The multilateral system has three pillars: peace, human rights, and development. All three are under severe strain from the headwinds of the populist nativism that is blowing from Washington D.C. The UN’s work is being bankrupted by its largest donor behaving like a deadbeat dad. America has irresponsibly withdrawn from the World Health Organisation amidst a global COVID-19 pandemic. The Trump administration has also wielded a wrecking ball through the dispute resolution mechanism of the World Trade Organisation.

Kenyan scholar, Ali Mazrui, described Jesus Christ as “The Prince of Peace at the UN.” The world body’s 1945 Charter was drafted largely by Christian powers who insisted that only “peace-loving” nations could be members, and pushed Christian concepts of peace and love as the antidote to war. UN peacekeeping succeeded in Mozambique, Sierra Leone, Burundi, Cambodia, El Salvador, and East Timor, but failed spectacularly in Rwanda, Angola, and Bosnia. The powerful 15-member UN Security Council has five anachronistic veto-wielding permanent members (P5) – the United States, China, Russia, Britain, and France – who still reflect the alliance of victors 75 years ago. While the Council represented 22% of the UN membership in 1945, it accounts for just 8% of today’s members. This body’s legitimacy is therefore threadbare, and must include countries such as Brazil, India, Nigeria, and South African to regain credibility.

The UN Human Rights Council, created in 2015, remains as ineffectual as its discredited predecessor. Abuses continue from Congo to China to Saudi Arabia and Kashmir, even as black citizens continue to be maimed and murdered by white policemen across American cities. The Albanian-Indian Catholic nun and Nobel peace laureate, Mother Teresa, promoted the rights of the poor, with 4,500 nuns across 133 countries. She can thus be seen as the embodiment of global human rights. Critics have, however, argued that the canonised nun believed that “the sick must suffer like Christ on the cross,” noting that she failed to provide proper health care in her clinics, as some rich countries like the US similarly neglect universal health coverage. Mother Teresa was further condemned for opposing the empowerment of women: discrimination that occurs across many countries.

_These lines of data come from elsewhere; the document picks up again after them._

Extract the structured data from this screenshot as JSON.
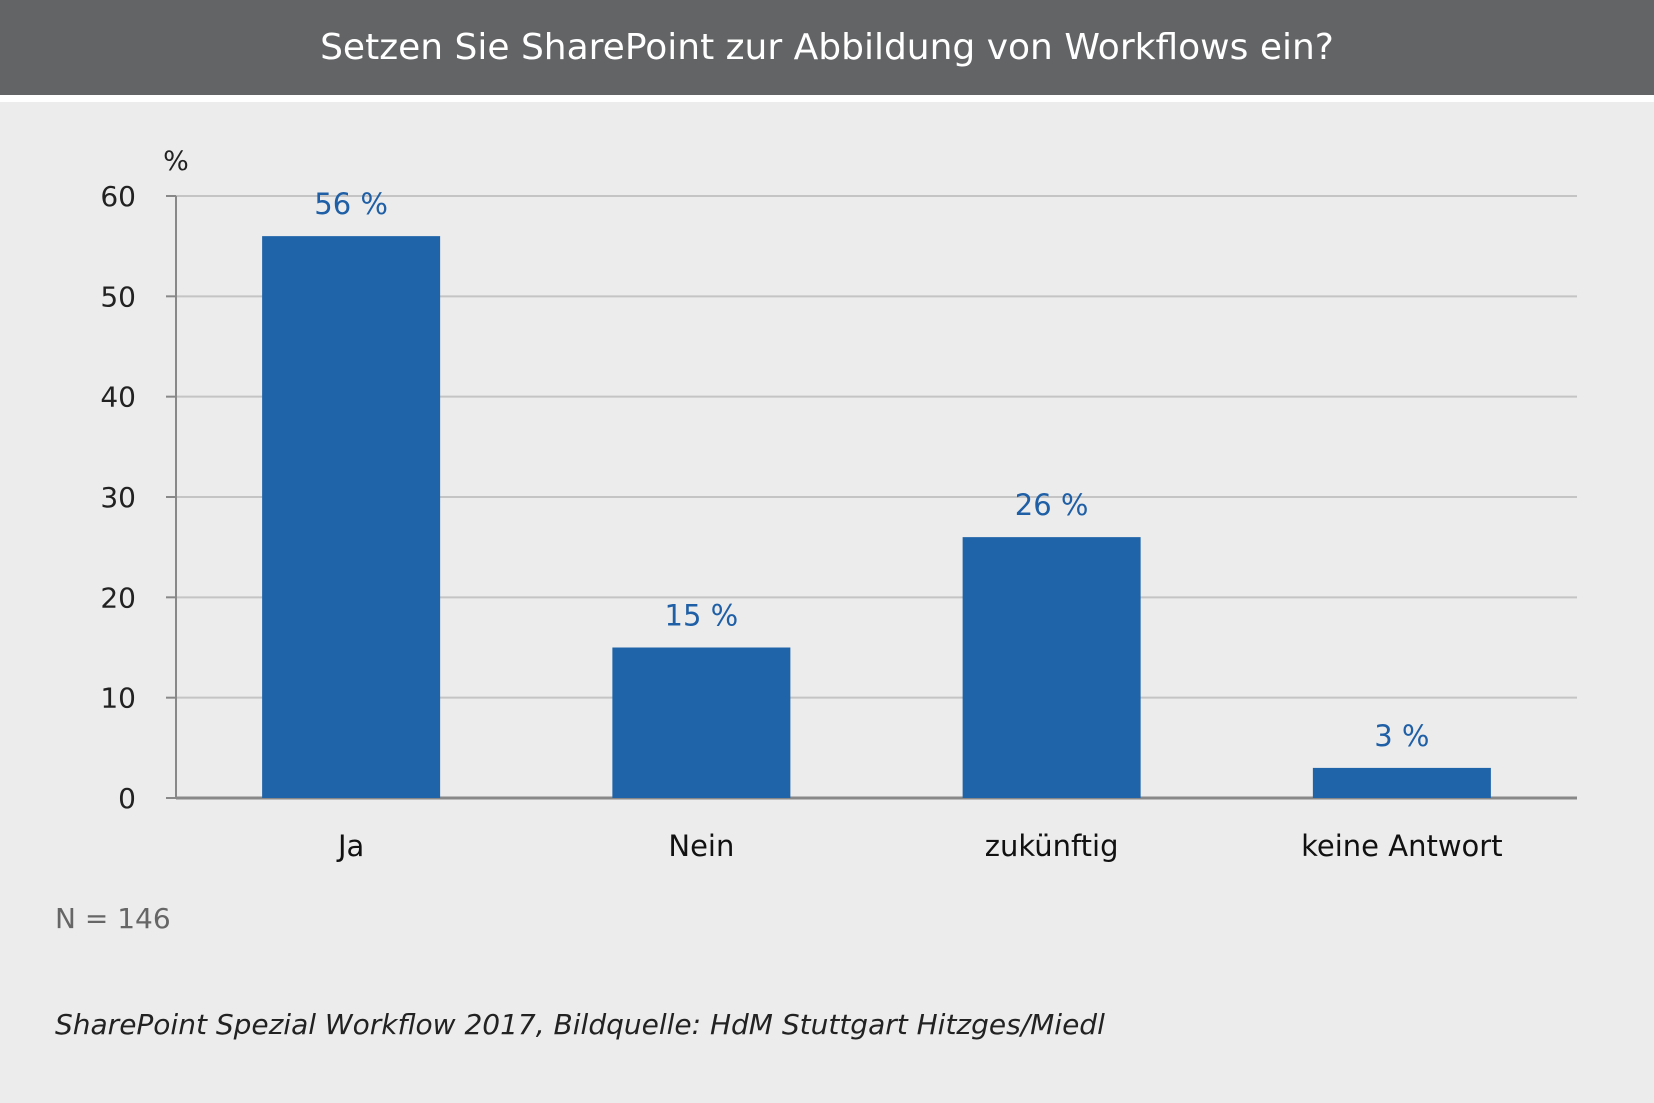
{
  "chart_data": {
    "type": "bar",
    "title": "Setzen Sie SharePoint zur Abbildung von Workflows ein?",
    "ylabel": "%",
    "xlabel": "",
    "categories": [
      "Ja",
      "Nein",
      "zukünftig",
      "keine Antwort"
    ],
    "values": [
      56,
      15,
      26,
      3
    ],
    "value_labels": [
      "56 %",
      "15 %",
      "26 %",
      "3 %"
    ],
    "ylim": [
      0,
      60
    ],
    "yticks": [
      0,
      10,
      20,
      30,
      40,
      50,
      60
    ],
    "grid": true,
    "bar_color": "#1f64a8",
    "value_label_color": "#1f5fa6"
  },
  "notes": {
    "sample_size": "N = 146",
    "source": "SharePoint Spezial Workflow 2017, Bildquelle: HdM Stuttgart Hitzges/Miedl"
  },
  "colors": {
    "title_bar": "#636466",
    "background": "#ececec"
  }
}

The UN development system has produced “Lords of Poverty” committed to bureaucratic inertia and allergic to innovation. More than a billion people still live on less than $1.25 a day; few rich countries are contributing 0.7 % of gross national income to development assistance, a target set 50 years ago, while environmental degradation continues unabated. The most recent embodiment of global socio-economic development is Africa’s Prophet of Regional Integration, Adebayo Adedeji, who headed the UN Economic Commission for Africa (ECA) between 1975 and 1991. He used the ECA to launch the most sustained assault on the Structural Adjustment Programmes implemented from the 1980s by the World Bank and IMF. These programmes involved large enforced cuts in health, education, and employment. Like Argentina’s Raúl Prebisch in Latin America two decades earlier, Adedeji urged greater intra-regional growth and integration.

President Nelson Mandela commemorated the UN’s 50th anniversary in 1995 by noting that: “The youth . . . are . . . bound to wonder why it should be that poverty still pervades the greater part of the globe; that wars continue to rage; and that many in positions of power and privilege pursue cold-hearted philosophies which terrifyingly proclaim: I am not your brother’s keeper!” These words continue to ring true 25 years later, rendering the UN’s 75th birthday a rather sombre affair.

  • The views expressed in this article are that of the author/s and do not necessarily reflect that of the University of Johannesburg.